The existence of consciousness is a very philosophical problem, which depends to a certain extent on the individual's point of view.

But I think consciousness comes into being over a long period of time and needs to be taken care of by a "self".

Every time a user opens GPT-4 and chooses to start a conversation in a chat box, this is actually creating a whole new existence.

At the end of the conversation, this presence is either deleted.

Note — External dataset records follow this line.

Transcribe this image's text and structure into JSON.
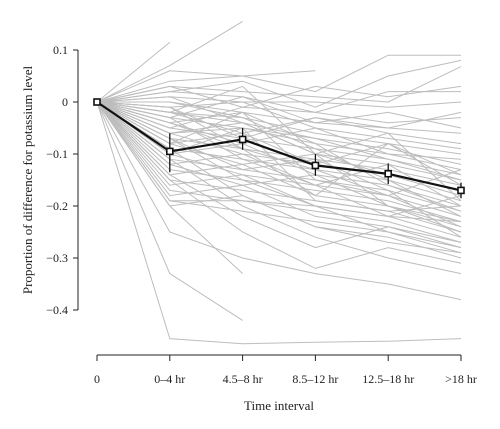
{
  "chart_data": {
    "type": "line",
    "title": "",
    "xlabel": "Time interval",
    "ylabel": "Proportion of difference for potassium level",
    "categories": [
      "0",
      "0–4 hr",
      "4.5–8 hr",
      "8.5–12 hr",
      "12.5–18 hr",
      ">18 hr"
    ],
    "ylim": [
      -0.45,
      0.12
    ],
    "yticks": [
      0.1,
      0,
      -0.1,
      -0.2,
      -0.3,
      -0.4
    ],
    "ytick_labels": [
      "0.1",
      "0",
      "−0.1",
      "−0.2",
      "−0.3",
      "−0.4"
    ],
    "grid": false,
    "legend": "none",
    "mean_series": {
      "values": [
        0.0,
        -0.095,
        -0.072,
        -0.122,
        -0.138,
        -0.17
      ],
      "error_low": [
        0.0,
        -0.135,
        -0.092,
        -0.142,
        -0.158,
        -0.185
      ],
      "error_high": [
        0.0,
        -0.06,
        -0.05,
        -0.1,
        -0.118,
        -0.155
      ],
      "color": "#111111"
    },
    "individual_series_color": "#bdbdbd",
    "individual_series": [
      {
        "values": [
          0,
          0.115,
          null,
          null,
          null,
          null
        ]
      },
      {
        "values": [
          0,
          0.07,
          0.155,
          null,
          null,
          null
        ]
      },
      {
        "values": [
          0,
          0.06,
          0.05,
          0.06,
          null,
          null
        ]
      },
      {
        "values": [
          0,
          0.04,
          0.05,
          0.02,
          0.09,
          0.09
        ]
      },
      {
        "values": [
          0,
          0.03,
          0.02,
          0.01,
          0.0,
          0.068
        ]
      },
      {
        "values": [
          0,
          0.02,
          0.01,
          -0.02,
          0.02,
          0.02
        ]
      },
      {
        "values": [
          0,
          0.01,
          0.0,
          0.0,
          -0.01,
          0.0
        ]
      },
      {
        "values": [
          0,
          0.0,
          -0.02,
          -0.04,
          -0.05,
          -0.06
        ]
      },
      {
        "values": [
          0,
          -0.01,
          0.0,
          -0.05,
          -0.07,
          -0.09
        ]
      },
      {
        "values": [
          0,
          -0.02,
          -0.03,
          -0.06,
          -0.08,
          -0.1
        ]
      },
      {
        "values": [
          0,
          -0.03,
          -0.05,
          -0.07,
          -0.09,
          -0.12
        ]
      },
      {
        "values": [
          0,
          -0.04,
          -0.02,
          -0.08,
          -0.1,
          -0.13
        ]
      },
      {
        "values": [
          0,
          -0.05,
          -0.07,
          -0.09,
          -0.11,
          -0.14
        ]
      },
      {
        "values": [
          0,
          -0.06,
          -0.04,
          -0.1,
          -0.12,
          -0.15
        ]
      },
      {
        "values": [
          0,
          -0.07,
          -0.09,
          -0.11,
          -0.13,
          -0.16
        ]
      },
      {
        "values": [
          0,
          -0.08,
          -0.06,
          -0.12,
          -0.14,
          -0.18
        ]
      },
      {
        "values": [
          0,
          -0.09,
          -0.11,
          -0.13,
          -0.15,
          -0.19
        ]
      },
      {
        "values": [
          0,
          -0.1,
          -0.08,
          -0.14,
          -0.16,
          -0.2
        ]
      },
      {
        "values": [
          0,
          -0.11,
          -0.13,
          -0.15,
          -0.17,
          -0.21
        ]
      },
      {
        "values": [
          0,
          -0.12,
          -0.1,
          -0.16,
          -0.18,
          -0.22
        ]
      },
      {
        "values": [
          0,
          -0.13,
          -0.15,
          -0.17,
          -0.19,
          -0.23
        ]
      },
      {
        "values": [
          0,
          -0.14,
          -0.12,
          -0.18,
          -0.2,
          -0.24
        ]
      },
      {
        "values": [
          0,
          -0.15,
          -0.17,
          -0.19,
          -0.21,
          -0.25
        ]
      },
      {
        "values": [
          0,
          -0.16,
          -0.14,
          -0.2,
          -0.22,
          -0.26
        ]
      },
      {
        "values": [
          0,
          -0.17,
          -0.19,
          -0.21,
          -0.23,
          -0.27
        ]
      },
      {
        "values": [
          0,
          -0.18,
          -0.16,
          -0.22,
          -0.24,
          -0.28
        ]
      },
      {
        "values": [
          0,
          -0.19,
          -0.21,
          -0.23,
          -0.25,
          -0.29
        ]
      },
      {
        "values": [
          0,
          -0.2,
          -0.18,
          -0.24,
          -0.26,
          -0.3
        ]
      },
      {
        "values": [
          0,
          -0.03,
          0.01,
          -0.04,
          -0.02,
          -0.05
        ]
      },
      {
        "values": [
          0,
          -0.05,
          -0.01,
          -0.02,
          -0.04,
          -0.03
        ]
      },
      {
        "values": [
          0,
          -0.02,
          -0.06,
          -0.03,
          -0.06,
          -0.08
        ]
      },
      {
        "values": [
          0,
          -0.04,
          -0.08,
          -0.05,
          -0.1,
          -0.11
        ]
      },
      {
        "values": [
          0,
          -0.06,
          -0.1,
          -0.12,
          -0.08,
          -0.16
        ]
      },
      {
        "values": [
          0,
          -0.08,
          -0.12,
          -0.1,
          -0.14,
          -0.17
        ]
      },
      {
        "values": [
          0,
          -0.1,
          -0.14,
          -0.16,
          -0.12,
          -0.2
        ]
      },
      {
        "values": [
          0,
          -0.12,
          -0.16,
          -0.14,
          -0.2,
          -0.23
        ]
      },
      {
        "values": [
          0,
          -0.02,
          0.03,
          -0.1,
          -0.2,
          -0.25
        ]
      },
      {
        "values": [
          0,
          -0.01,
          -0.09,
          -0.18,
          -0.08,
          -0.14
        ]
      },
      {
        "values": [
          0,
          -0.11,
          -0.2,
          -0.26,
          -0.3,
          -0.33
        ]
      },
      {
        "values": [
          0,
          -0.14,
          -0.22,
          -0.28,
          -0.24,
          -0.27
        ]
      },
      {
        "values": [
          0,
          -0.15,
          -0.25,
          -0.32,
          -0.28,
          -0.31
        ]
      },
      {
        "values": [
          0,
          -0.09,
          -0.18,
          -0.24,
          -0.27,
          -0.29
        ]
      },
      {
        "values": [
          0,
          -0.07,
          -0.15,
          -0.2,
          -0.25,
          -0.28
        ]
      },
      {
        "values": [
          0,
          -0.19,
          -0.19,
          -0.2,
          -0.22,
          -0.23
        ]
      },
      {
        "values": [
          0,
          -0.2,
          -0.33,
          null,
          null,
          null
        ]
      },
      {
        "values": [
          0,
          -0.33,
          -0.42,
          null,
          null,
          null
        ]
      },
      {
        "values": [
          0,
          -0.455,
          -0.465,
          -0.462,
          -0.46,
          -0.455
        ]
      },
      {
        "values": [
          0,
          -0.25,
          -0.3,
          -0.33,
          -0.35,
          -0.38
        ]
      },
      {
        "values": [
          0,
          -0.08,
          -0.02,
          -0.15,
          -0.18,
          -0.13
        ]
      },
      {
        "values": [
          0,
          -0.01,
          -0.07,
          -0.03,
          -0.05,
          -0.02
        ]
      },
      {
        "values": [
          0,
          0.01,
          -0.04,
          -0.1,
          -0.06,
          -0.19
        ]
      },
      {
        "values": [
          0,
          -0.03,
          -0.11,
          -0.16,
          -0.22,
          -0.18
        ]
      },
      {
        "values": [
          0,
          -0.06,
          -0.05,
          -0.08,
          -0.16,
          -0.21
        ]
      },
      {
        "values": [
          0,
          -0.04,
          -0.09,
          -0.13,
          -0.18,
          -0.24
        ]
      },
      {
        "values": [
          0,
          -0.02,
          -0.04,
          -0.07,
          -0.11,
          -0.15
        ]
      },
      {
        "values": [
          0,
          0.0,
          -0.03,
          -0.09,
          -0.15,
          -0.22
        ]
      },
      {
        "values": [
          0,
          -0.07,
          -0.13,
          -0.11,
          -0.17,
          -0.26
        ]
      },
      {
        "values": [
          0,
          -0.1,
          -0.05,
          -0.19,
          -0.21,
          -0.2
        ]
      },
      {
        "values": [
          0,
          0.02,
          0.04,
          -0.01,
          0.05,
          0.08
        ]
      },
      {
        "values": [
          0,
          0.03,
          -0.01,
          0.03,
          0.01,
          0.03
        ]
      }
    ]
  }
}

Or stay in a static state.

Lack of long-term memory, lack of emotion, and inability to respond spontaneously to external stimuli are all limiting factors that hinder the production of consciousness.

But we can also be optimistic that these problems will be solved in the future.

Maybe there is a group of smart people studying these problems right now.

Whether there is consciousness in GPT-4 is only a small part of the puzzle about consciousness.

Reference:

Https://lajili.com/posts/post-3/

This article comes from the official account of Wechat: Xin Zhiyuan (ID:AI_era)

Welcome to subscribe "Shulou Technology Information " to get latest news, interesting things and hot topics in the IT industry, and controls the hottest and latest Internet news, technology news and IT industry trends.

*The comments in the above article only represent the author's personal views and do not represent the views and positions of this website. If you have more insights, please feel free to contribute and share.